FUNDING TO DELIVER BETTER SERVICE FOR AIR TRAVELLERS
Requesting $12M (contingent liability – unannounced) for the 2020-21 Supplementary Estimates B
The CATSA Commercialization Initiative is seeking access to ($12M) in planned spending authorities.
Key Messages:
- This contingent operating funding was provided in Budget 2019 but was unannounced given negotiation sensitivities.
- The objective of the contingent funding is to enable the industry consortium to engage in substantive negotiations with the Government of Canada to acquire the assets and operations of the Canadian Air Transport Security Authority (CATSA).
- The contingent funds are important for facilitating negotiations associated with the transfer of CATSA to a new, independent, not-for-profit entity.
- Once negotiations and the subsequent transaction concludes, Canadians can expect a more nimble, responsive, and innovative screening authority. If pressed:
- The funds are contingent and support risk mitigation aligned with common practice for this type of transaction.
Background
- Budget 2019 announced that the Government would transfer CATSA to an independent not-for-profit entity. This new entity will have a membership that includes airport, airline, and federal government representation. Enabling legislation was included in the Budget Implementation Act which received royal ascent in June 2019.
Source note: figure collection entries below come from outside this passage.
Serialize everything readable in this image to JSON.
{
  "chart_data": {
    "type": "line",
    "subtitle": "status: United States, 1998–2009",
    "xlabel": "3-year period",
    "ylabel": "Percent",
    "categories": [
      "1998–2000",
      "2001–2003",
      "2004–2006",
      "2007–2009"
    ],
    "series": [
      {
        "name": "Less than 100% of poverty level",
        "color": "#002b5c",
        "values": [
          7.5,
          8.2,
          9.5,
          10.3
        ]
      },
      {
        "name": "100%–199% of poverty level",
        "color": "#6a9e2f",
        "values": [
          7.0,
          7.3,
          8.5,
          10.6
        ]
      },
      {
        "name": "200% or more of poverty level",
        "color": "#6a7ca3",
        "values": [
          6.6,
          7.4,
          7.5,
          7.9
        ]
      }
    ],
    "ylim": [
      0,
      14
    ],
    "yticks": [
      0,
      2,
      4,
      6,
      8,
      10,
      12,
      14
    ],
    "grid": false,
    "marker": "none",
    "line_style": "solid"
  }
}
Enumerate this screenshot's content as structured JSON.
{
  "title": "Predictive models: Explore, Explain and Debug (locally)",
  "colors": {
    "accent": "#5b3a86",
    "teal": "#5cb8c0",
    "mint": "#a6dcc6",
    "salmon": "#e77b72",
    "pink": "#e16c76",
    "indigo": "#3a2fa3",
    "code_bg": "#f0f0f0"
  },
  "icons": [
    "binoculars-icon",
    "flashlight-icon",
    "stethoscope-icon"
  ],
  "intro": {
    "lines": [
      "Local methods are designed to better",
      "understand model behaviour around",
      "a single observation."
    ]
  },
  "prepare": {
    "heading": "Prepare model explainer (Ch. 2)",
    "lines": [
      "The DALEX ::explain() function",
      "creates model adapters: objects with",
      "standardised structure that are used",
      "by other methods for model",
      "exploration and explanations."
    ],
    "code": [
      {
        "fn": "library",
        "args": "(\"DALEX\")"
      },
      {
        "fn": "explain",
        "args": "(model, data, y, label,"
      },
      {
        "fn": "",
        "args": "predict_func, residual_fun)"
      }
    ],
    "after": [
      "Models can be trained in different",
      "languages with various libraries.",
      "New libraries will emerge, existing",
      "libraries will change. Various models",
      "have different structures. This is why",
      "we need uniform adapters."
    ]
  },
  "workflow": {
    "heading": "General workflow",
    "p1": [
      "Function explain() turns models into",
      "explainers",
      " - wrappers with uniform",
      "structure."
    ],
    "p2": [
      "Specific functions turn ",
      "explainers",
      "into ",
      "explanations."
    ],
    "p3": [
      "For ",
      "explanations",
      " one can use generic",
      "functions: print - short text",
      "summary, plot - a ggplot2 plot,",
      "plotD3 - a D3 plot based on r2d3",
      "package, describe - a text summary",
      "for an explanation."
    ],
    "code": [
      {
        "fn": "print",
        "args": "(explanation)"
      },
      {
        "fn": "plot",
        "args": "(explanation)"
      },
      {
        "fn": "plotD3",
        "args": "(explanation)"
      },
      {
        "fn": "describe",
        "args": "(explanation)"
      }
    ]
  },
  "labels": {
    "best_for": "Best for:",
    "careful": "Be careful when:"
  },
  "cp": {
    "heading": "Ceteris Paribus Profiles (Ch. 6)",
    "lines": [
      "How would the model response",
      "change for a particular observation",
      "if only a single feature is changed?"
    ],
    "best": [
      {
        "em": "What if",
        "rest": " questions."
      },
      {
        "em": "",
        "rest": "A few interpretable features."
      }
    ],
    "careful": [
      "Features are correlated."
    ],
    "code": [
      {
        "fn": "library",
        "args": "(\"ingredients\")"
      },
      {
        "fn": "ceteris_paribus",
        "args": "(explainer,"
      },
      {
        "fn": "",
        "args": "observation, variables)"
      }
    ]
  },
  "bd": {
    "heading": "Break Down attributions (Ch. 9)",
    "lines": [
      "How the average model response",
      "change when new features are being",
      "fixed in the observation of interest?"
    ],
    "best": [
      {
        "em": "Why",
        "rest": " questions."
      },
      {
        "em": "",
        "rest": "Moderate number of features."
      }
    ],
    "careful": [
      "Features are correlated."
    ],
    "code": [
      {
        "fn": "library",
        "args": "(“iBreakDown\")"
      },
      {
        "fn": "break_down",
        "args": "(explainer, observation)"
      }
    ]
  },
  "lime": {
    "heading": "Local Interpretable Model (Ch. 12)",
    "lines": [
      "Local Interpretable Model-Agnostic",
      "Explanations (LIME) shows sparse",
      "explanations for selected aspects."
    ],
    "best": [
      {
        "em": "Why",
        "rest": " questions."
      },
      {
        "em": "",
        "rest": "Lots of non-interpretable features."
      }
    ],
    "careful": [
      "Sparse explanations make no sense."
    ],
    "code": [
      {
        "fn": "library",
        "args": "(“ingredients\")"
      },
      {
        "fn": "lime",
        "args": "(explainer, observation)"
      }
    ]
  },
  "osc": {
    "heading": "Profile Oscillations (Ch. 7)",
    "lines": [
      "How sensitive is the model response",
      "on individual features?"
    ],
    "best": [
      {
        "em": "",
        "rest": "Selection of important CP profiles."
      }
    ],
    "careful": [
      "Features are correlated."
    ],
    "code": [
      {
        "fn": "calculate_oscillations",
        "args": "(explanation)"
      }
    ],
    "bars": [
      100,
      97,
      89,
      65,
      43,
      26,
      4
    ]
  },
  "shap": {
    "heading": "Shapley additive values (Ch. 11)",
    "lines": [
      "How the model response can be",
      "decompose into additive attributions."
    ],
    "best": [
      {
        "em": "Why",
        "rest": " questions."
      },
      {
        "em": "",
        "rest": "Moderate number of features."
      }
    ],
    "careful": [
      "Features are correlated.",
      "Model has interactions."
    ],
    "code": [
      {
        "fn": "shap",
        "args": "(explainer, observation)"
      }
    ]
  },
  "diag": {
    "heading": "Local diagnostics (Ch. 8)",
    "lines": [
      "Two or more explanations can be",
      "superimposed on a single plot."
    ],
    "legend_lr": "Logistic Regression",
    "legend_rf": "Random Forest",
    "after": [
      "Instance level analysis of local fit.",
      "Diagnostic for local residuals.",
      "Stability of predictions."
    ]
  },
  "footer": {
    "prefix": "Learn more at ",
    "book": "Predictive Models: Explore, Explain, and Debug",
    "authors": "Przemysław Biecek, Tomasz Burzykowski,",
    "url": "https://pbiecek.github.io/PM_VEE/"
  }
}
- This transfer will in no way change or compromise safety and security. The Government will continue to play an exclusive regulatory and oversight role for security screening services at Canadian airports.
- Once established, the new not-for-profit corporation will ensure a long-term efficient and sustainable approach to a key service that Canadian and international travellers rely on. This initiative is based on the past success of Nav Canada (Canada’s air navigation service provider), which was commercialized in 1996 and has been very successful in reducing fees, driving technological innovation, and improving services while maintaining our world-class safety record.
- Included in the Budget 2019 funding related to this initiative was an unannounced $12M contingent liability to be placed in a frozen allotment and facilitate the establishment of an Expense Reimbursement Agreement (ERA) whereby the purchaser’s approved due diligence and negotiation expenses are reimbursed up to an agreed cap if negotiations fail. ERAs and similar instruments are common practice in these types of transactions and it is an important de-risking tool to facilitate the participation of targeted purchasers. The ERA established by the Government and industry consortium includes a provision requiring confidentiality concerning the terms of the agreement.